The advent of the computer has made a notable change in the types of programs that are available through the seniors centre. Ten years ago most seniors attending the centre had few computer skills and were looking for assistance in learning the basics such as email and word processing. The current generation of seniors has mastered the fundamentals of computer use and now is seeking more advanced skills in order to assist them in making the most of specific programs, as well as venues such as social media.

Maggie04 small fixed frameAt the same time the community has become considerably more diverse, leading to the need for programming that is responsive to multiple languages and cultures, and differing levels of independence. Maggie notes that seniors from other countries often live with and are dependent on their adult children for transportation and communication. This is where the mainstream and the newcomer cultures meet, requiring both to adapt. As one of the most culturally diverse neighborhoods in Halton Region, Kerr Village has provided Maggie with the challenge of designing programming to serve a a wide variety of needs and interests.

Even the definition of senior has broadened. Did you know that to become a member of the seniors' centre and thus be eligible to participate in the wide range of programs offered there, you only need to be 50 years old?

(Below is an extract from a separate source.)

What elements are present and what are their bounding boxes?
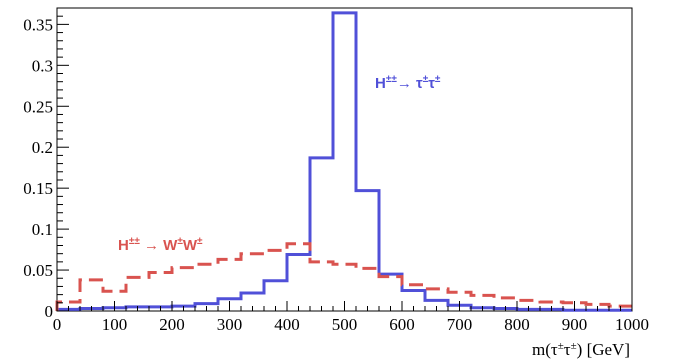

With the overall goal of helping those in their senior years remain healthy, fit and socially engaged, the demands on Maggie and others providing seniors' services are considerable. And since only 20% of the users of the centre are male, it is a challenge to address everyone's needs and interests.

Nonetheless, Maggie sees only positive things on the horizon as more and more seniors find their way to seniors centres and influence the range of programs being offered. With Maggie at the helm, the Oakville Seniors Centre will continue to be a welcoming, vibrant place, and Kerr Village is a better neighbourhood for that.